Um país miserabilista

Estes casos demonstram bem como somos um país pequenino e que não está muito longe do idealizado por António Salazar: pobrezinhos mas honrados, nalguns casos…

Quanto mais leio e oiço especialistas de diferentes áreas, mais me convenço de que somos um país verdadeiramente miserabilista. Há umas semanas, a antiga ministra da Justiça e da Administração Interna dizia que um ministro ganha mal para as tarefas que tem de desempenhar, além daquelas que não pode fazer, precisamente pela sua função governativa. Francisca Van Dunem apenas disse aquilo que toda a gente sabe: os governantes em Portugal ganham muito mal, mas como é politicamente incorreto dizê-lo, ficam todos caladinhos. Daí haver cada vez mais dificuldades em formar um Governo com as pessoas mais capazes, pois quem está na vida privada a ganhar o que consegue, nunca quererá ir para ministro. A história de Presidente da República é bem diferente, já que é um cargo de prestígio e é, por norma, o culminar de uma carreira ativa.

Alguém imagina, por exemplo, Marques Mendes, António Horta Osório ou António Lobo Xavier a deixarem as suas atividades profissionais, onde são devidamente pagos, para entrarem na vida política ativa? Excluindo, como já disse, a Presidência da República… não acredito.

Há uns bons anos, uma figura grande da advocacia aceitou o convite do amigo Francisco Balsemão, que era primeiro-ministro, para ser ministro dos Negócios Estrangeiros. E o que disse depois André Gonçalves Pereira? «No Governo, não ganho para os charutos».

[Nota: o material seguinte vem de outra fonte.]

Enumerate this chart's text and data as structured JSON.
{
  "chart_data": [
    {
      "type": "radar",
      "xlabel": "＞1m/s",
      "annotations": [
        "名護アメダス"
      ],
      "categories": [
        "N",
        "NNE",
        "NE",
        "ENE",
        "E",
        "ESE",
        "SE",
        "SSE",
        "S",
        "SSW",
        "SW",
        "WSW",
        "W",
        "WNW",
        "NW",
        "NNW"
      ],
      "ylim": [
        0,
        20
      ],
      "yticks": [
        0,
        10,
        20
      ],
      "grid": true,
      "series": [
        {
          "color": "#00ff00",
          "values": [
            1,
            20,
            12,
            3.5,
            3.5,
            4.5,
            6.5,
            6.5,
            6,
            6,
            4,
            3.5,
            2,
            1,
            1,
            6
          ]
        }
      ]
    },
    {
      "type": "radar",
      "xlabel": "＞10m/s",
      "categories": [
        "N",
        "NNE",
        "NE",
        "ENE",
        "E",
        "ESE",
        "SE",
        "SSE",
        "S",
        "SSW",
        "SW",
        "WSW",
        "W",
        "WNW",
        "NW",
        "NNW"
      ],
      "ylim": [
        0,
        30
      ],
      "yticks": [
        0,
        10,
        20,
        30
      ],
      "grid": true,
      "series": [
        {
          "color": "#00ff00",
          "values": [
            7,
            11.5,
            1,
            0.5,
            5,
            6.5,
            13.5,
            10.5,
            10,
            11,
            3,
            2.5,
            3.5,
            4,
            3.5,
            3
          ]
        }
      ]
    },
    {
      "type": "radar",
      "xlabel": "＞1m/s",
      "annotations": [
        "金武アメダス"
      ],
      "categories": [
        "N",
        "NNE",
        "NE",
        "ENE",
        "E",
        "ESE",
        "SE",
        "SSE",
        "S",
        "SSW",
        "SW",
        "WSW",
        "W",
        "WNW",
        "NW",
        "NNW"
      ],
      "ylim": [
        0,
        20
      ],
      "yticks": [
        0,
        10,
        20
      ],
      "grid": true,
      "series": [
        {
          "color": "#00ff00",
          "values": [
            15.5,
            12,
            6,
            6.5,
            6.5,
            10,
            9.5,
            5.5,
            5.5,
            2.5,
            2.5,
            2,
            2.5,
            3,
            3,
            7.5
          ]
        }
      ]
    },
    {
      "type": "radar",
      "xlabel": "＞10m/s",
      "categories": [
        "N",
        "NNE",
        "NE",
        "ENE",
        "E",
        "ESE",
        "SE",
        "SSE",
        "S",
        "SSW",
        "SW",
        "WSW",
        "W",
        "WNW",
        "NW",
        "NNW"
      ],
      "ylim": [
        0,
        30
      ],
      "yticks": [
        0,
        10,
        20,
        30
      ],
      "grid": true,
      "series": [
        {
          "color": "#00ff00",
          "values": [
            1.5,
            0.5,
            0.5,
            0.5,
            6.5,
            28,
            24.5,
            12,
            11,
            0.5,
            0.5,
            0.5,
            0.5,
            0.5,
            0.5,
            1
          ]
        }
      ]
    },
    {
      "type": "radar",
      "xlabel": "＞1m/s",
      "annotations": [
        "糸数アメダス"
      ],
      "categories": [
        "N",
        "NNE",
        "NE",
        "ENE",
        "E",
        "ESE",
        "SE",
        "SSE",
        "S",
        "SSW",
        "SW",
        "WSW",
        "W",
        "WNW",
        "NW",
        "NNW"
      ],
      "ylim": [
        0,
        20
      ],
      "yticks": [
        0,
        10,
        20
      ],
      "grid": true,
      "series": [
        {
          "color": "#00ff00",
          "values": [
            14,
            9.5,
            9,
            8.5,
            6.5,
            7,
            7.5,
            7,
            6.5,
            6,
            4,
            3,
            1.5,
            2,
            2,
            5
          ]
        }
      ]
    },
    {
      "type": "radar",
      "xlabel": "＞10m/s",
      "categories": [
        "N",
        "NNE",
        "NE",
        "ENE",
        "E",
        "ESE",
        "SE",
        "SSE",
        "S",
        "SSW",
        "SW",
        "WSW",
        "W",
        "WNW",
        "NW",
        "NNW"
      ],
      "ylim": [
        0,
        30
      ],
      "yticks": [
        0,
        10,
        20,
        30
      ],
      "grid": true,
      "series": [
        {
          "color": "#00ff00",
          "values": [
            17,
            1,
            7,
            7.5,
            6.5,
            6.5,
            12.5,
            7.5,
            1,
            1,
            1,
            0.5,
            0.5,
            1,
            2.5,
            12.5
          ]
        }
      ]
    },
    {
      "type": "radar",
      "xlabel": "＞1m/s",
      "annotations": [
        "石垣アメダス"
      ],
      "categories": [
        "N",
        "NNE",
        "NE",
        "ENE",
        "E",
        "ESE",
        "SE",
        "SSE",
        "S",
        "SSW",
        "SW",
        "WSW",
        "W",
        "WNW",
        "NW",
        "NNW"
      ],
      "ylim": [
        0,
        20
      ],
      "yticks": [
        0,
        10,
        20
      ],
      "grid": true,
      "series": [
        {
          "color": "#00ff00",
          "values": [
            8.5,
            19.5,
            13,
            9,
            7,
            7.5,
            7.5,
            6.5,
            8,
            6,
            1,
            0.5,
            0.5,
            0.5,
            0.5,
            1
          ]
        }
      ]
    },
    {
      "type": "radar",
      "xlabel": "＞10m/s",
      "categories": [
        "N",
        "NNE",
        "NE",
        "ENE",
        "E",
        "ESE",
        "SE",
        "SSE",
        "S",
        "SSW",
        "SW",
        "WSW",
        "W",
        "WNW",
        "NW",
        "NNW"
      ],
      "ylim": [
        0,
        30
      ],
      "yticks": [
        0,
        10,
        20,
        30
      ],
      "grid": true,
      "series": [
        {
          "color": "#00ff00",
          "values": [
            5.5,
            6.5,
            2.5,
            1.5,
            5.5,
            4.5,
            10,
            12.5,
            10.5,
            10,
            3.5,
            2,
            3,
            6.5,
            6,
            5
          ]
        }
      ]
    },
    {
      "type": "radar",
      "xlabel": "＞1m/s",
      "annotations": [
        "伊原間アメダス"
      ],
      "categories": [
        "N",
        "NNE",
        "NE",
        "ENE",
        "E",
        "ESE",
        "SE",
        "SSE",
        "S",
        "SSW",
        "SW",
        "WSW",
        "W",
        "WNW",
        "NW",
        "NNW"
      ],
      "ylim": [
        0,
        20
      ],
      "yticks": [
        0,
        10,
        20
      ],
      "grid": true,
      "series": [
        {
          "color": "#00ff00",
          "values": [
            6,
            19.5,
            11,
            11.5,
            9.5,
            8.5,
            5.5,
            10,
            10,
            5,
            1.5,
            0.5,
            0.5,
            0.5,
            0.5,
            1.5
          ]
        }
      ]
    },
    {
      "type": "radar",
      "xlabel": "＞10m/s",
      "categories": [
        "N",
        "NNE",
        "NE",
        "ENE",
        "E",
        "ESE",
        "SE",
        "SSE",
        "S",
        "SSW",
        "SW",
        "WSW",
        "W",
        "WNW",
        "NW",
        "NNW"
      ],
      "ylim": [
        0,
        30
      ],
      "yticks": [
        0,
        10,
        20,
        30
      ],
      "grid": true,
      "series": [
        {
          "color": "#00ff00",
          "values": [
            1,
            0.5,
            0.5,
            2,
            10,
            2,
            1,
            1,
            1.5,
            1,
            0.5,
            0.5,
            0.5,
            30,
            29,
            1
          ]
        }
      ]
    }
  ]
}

Mas a política é apenas uma peça do puzzle miserabilista em que vivemos. Há umas semanas entrevistei o tenente-coronel Pedro Marquês de Sousa, que me dizia que um soldado só ganha o salário mínimo e que nem direito tem a subsídio de alimentação e que, por isso, a tropa tem tão poucos candidatos. Preferem ir para vigilantes, onde ganham um ordenado base de oitocentos euros…

Ao ler os trabalhos do economista Eugénio Rosa fico com uma ideia mais exata da quantidade de portugueses que ganha o salário mínimo e de como os trabalhadores portugueses tiveram azar de ter nascido em Portugal. Ainda nesta edição, o economista José António Ferreira Machado recorda que é considerado classe média quem ganha entre 20 a 26 mil euros por ano. Bem menos de dois mil euros limpos por mês. Podia dar dezenas de exemplos, dos médicos aos professores e por aí fora, mas penso que estes casos demonstram bem como somos um país pequenino e que não está muito longe do idealizado por António Salazar: pobrezinhos mas honrados, nalguns casos…

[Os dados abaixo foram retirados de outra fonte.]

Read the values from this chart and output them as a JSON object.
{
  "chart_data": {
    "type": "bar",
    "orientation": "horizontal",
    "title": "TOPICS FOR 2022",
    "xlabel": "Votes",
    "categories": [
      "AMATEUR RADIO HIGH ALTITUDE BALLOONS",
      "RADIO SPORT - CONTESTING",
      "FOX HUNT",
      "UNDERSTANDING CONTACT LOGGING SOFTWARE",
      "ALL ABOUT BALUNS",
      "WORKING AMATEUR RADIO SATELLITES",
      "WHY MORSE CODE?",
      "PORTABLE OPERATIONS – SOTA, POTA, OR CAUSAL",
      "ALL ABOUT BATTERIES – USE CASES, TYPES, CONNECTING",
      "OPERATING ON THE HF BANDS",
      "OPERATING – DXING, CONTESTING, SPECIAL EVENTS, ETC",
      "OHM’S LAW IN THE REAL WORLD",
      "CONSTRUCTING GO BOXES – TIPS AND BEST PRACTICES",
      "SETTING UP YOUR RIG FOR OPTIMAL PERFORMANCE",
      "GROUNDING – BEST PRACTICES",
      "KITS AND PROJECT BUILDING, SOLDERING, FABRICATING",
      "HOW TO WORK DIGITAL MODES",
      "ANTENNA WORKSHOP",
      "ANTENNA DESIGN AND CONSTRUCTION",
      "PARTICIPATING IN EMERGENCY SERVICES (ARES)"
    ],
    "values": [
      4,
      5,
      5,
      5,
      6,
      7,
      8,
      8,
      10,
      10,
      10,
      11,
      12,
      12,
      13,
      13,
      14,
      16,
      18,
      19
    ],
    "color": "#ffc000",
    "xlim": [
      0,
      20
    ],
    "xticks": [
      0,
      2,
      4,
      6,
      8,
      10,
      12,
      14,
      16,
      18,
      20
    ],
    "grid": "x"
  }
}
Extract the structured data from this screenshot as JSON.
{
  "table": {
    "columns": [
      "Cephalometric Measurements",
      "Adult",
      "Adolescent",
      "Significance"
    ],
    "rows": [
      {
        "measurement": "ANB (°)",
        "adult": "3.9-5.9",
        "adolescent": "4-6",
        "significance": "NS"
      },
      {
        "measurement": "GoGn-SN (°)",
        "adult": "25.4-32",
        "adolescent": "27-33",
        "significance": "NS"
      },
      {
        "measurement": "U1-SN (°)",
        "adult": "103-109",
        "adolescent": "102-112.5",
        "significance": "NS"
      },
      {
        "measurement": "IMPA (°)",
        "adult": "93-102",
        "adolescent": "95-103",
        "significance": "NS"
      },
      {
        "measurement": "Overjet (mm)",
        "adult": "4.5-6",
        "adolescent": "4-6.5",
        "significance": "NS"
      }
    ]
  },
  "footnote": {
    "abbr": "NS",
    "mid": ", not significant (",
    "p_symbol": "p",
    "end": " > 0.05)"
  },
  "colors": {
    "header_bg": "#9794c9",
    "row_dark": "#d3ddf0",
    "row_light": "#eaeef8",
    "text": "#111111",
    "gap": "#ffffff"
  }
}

O Orçamento do Estado foi apresentado e muito se disse sobre as vantagens e desvantagens do documento. Sem querer entrar num terreno já muito pisado, destaco um pormenor revelador dos tempos que vivemos: o Governo prevê faturar mais de 13 milhões de euros com os novos radares que vai comprar. Como já se percebeu, este Executivo adora ‘sacar’ dinheiro aos contribuintes com impostos indiretos ou… com as suas slot machines que são os radares de trânsito. Como já perdeu a vergonha, o Governo quer encher o país de controladores de velocidade e qualquer dia ainda vai inventar um radar para os peões, não vão estes andar muito depressa. Também os bêbados que se acautelem, pois ainda hão de correr o risco de serem obrigados a fazer o teste do balão quando andarem nos passeios, depois de saírem dos restaurantes, bares e discotecas, ou mesmo de casa. Se os radares tivessem como objetivo reduzir a sinistralidade, ainda se percebia. Mas o que o Governo, e algumas câmaras, pretende é mesmo praticar um dos seus desportos favoritos: a caça á multa.

Tudo isto, claro, com a benevolência e simpatia de alguns jornalistas afilhados políticos do sistema. Calculo que vão juntos ver os concertos de João Gil, com o Presidente, o primeiro-ministro, o ministro das Finanças e o governador do Banco de Portugal, todos na primeira fila a dançarem como se tivessem viajado no tempo e voltado aos anos 60.